Self-Portrait with a Bottle of Wine, 1906, Edvard Munch
Perhaps the most revealing treatment of furniture in Munch's oeuvre comes not through presence but through deliberate absence, as evidenced in his final major self-portrait, "Between the Clock and the Bed" (1940-43). Unlike the chair-dominated interiors of his earlier works, here we find Munch standing erect and isolated between two potent domestic objects: a handless grandfather clock and a single bed covered with a patterned rug from his childhood. The conspicuous absence of a chair—that traditional symbol of rest, participation and belonging in the domestic sphere—creates a profound visual void that speaks to his existential state. Where chairs in previous works served as repositories of memory or vessels of psychological weight, their omission here leaves the ageing artist without a place to sit, rest or engage with his surroundings. The bed, far from offering comfort, transforms into a symbol of both his lifelong physical frailty and the inevitability of death, whilst the clock (likened by some scholars to a coffin) stands as a mute witness to time's passage. Here other domestic objects clearly serving as profound metaphorical symbols. Even the title of the painting could be read as a dour joke. Munch's placement between these objects suggests a liminal state—neither seated in participation nor reclined in rest. Here he is suspended between life's duration and its conclusion. This absence of a chair removes any possibility of pause or contemplation, intensifying the painting's atmosphere of existential waiting. As I study this, I'm struck by how Munch's final statement on domesticity relies not on what furniture is present, but on what has been deliberately removed—creating perhaps his most powerful commentary on the temporary nature of our tenure in both our homes and our bodies.
Self-Portrait.

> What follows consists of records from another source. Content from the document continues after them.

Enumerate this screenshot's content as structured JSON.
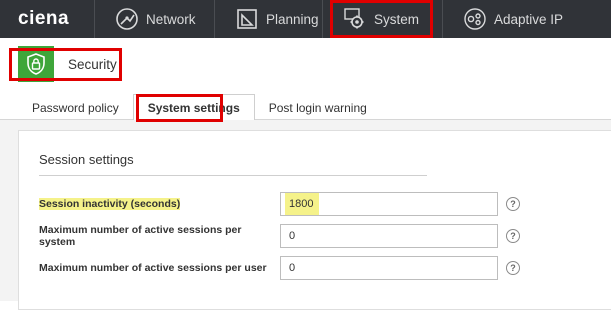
{
  "topnav": {
    "logo": "ciena",
    "items": [
      {
        "label": "Network",
        "icon": "network-icon"
      },
      {
        "label": "Planning",
        "icon": "planning-icon"
      },
      {
        "label": "System",
        "icon": "gear-icon"
      },
      {
        "label": "Adaptive IP",
        "icon": "adaptive-ip-icon"
      }
    ]
  },
  "header": {
    "title": "Security",
    "icon": "shield-lock-icon",
    "icon_bg": "#3ea63a"
  },
  "tabs": [
    {
      "label": "Password policy",
      "active": false
    },
    {
      "label": "System settings",
      "active": true
    },
    {
      "label": "Post login warning",
      "active": false
    }
  ],
  "session": {
    "title": "Session settings",
    "rows": [
      {
        "label": "Session inactivity (seconds)",
        "value": "1800",
        "help": "?"
      },
      {
        "label": "Maximum number of active sessions per system",
        "value": "0",
        "help": "?"
      },
      {
        "label": "Maximum number of active sessions per user",
        "value": "0",
        "help": "?"
      }
    ]
  },
  "colors": {
    "topbar": "#303338",
    "highlight_box": "#e00000",
    "marker": "#f5f28a"
  }
}
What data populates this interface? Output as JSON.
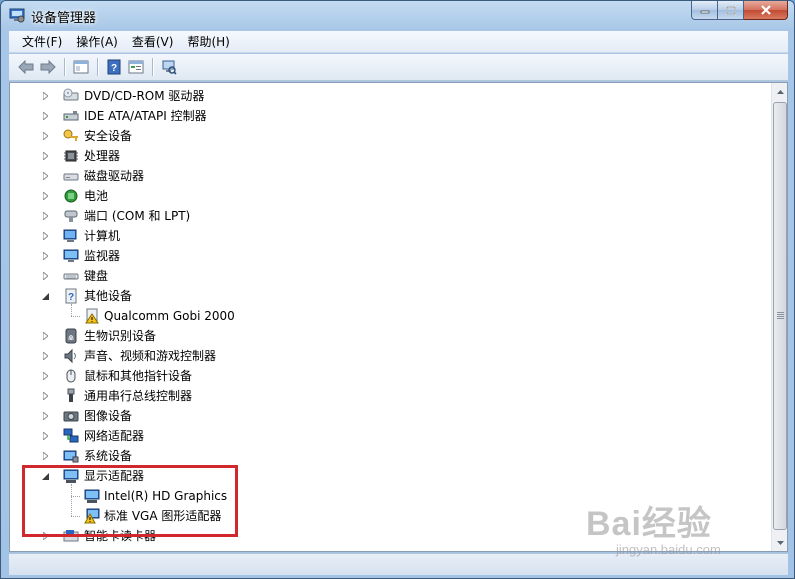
{
  "window": {
    "title": "设备管理器"
  },
  "menu": {
    "items": [
      "文件(F)",
      "操作(A)",
      "查看(V)",
      "帮助(H)"
    ]
  },
  "tree": {
    "items": [
      {
        "label": "DVD/CD-ROM 驱动器",
        "icon": "dvd-drive-icon",
        "expanded": false
      },
      {
        "label": "IDE ATA/ATAPI 控制器",
        "icon": "ide-controller-icon",
        "expanded": false
      },
      {
        "label": "安全设备",
        "icon": "security-key-icon",
        "expanded": false
      },
      {
        "label": "处理器",
        "icon": "processor-icon",
        "expanded": false
      },
      {
        "label": "磁盘驱动器",
        "icon": "disk-drive-icon",
        "expanded": false
      },
      {
        "label": "电池",
        "icon": "battery-icon",
        "expanded": false
      },
      {
        "label": "端口 (COM 和 LPT)",
        "icon": "port-icon",
        "expanded": false
      },
      {
        "label": "计算机",
        "icon": "computer-icon",
        "expanded": false
      },
      {
        "label": "监视器",
        "icon": "monitor-icon",
        "expanded": false
      },
      {
        "label": "键盘",
        "icon": "keyboard-icon",
        "expanded": false
      },
      {
        "label": "其他设备",
        "icon": "unknown-device-icon",
        "expanded": true
      },
      {
        "label": "Qualcomm Gobi 2000",
        "icon": "warning-device-icon",
        "child": true
      },
      {
        "label": "生物识别设备",
        "icon": "fingerprint-icon",
        "expanded": false
      },
      {
        "label": "声音、视频和游戏控制器",
        "icon": "speaker-icon",
        "expanded": false
      },
      {
        "label": "鼠标和其他指针设备",
        "icon": "mouse-icon",
        "expanded": false
      },
      {
        "label": "通用串行总线控制器",
        "icon": "usb-icon",
        "expanded": false
      },
      {
        "label": "图像设备",
        "icon": "camera-icon",
        "expanded": false
      },
      {
        "label": "网络适配器",
        "icon": "network-icon",
        "expanded": false
      },
      {
        "label": "系统设备",
        "icon": "system-device-icon",
        "expanded": false
      },
      {
        "label": "显示适配器",
        "icon": "display-adapter-icon",
        "expanded": true
      },
      {
        "label": "Intel(R) HD Graphics",
        "icon": "display-adapter-icon",
        "child": true
      },
      {
        "label": "标准 VGA 图形适配器",
        "icon": "warning-display-icon",
        "child": true
      },
      {
        "label": "智能卡读卡器",
        "icon": "smart-card-reader-icon",
        "expanded": false
      }
    ]
  },
  "watermark": {
    "brand": "Bai经验",
    "sub": "jingyan.baidu.com"
  },
  "colors": {
    "highlight": "#d1282e",
    "accent": "#1f5fb8"
  }
}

Between the Clock and the Bed, 1940-1943. Edvard Munch
In our current age of carefully curated domestic interiors and endless furniture catalogues promising comfort and style, Munch's chairs and painted acts of sitting remind us that the spaces we inhabit are never neutral. They are archives of all we have loved and lost, repositories of memory that can comfort or haunt us. As Gaston Bachelard might suggest, they embody "the poetics of space," where ordinary objects become laden with psychological resonance.
As I sit, watching the autumn light fade through Melbourne, I'm minded that Munch’s chairs, frozen in moments of anguish or contemplation, invite us to peer into that same internal abyss he is so well known for—to confront the fragile comfort of domestic certainty and the universality of loss. In doing so, they offer not solace but recognition. Perhaps that's what makes his paintings and his furniture resonate so deeply across time and space, from Oslo to Melbourne, from Munch's time to our own.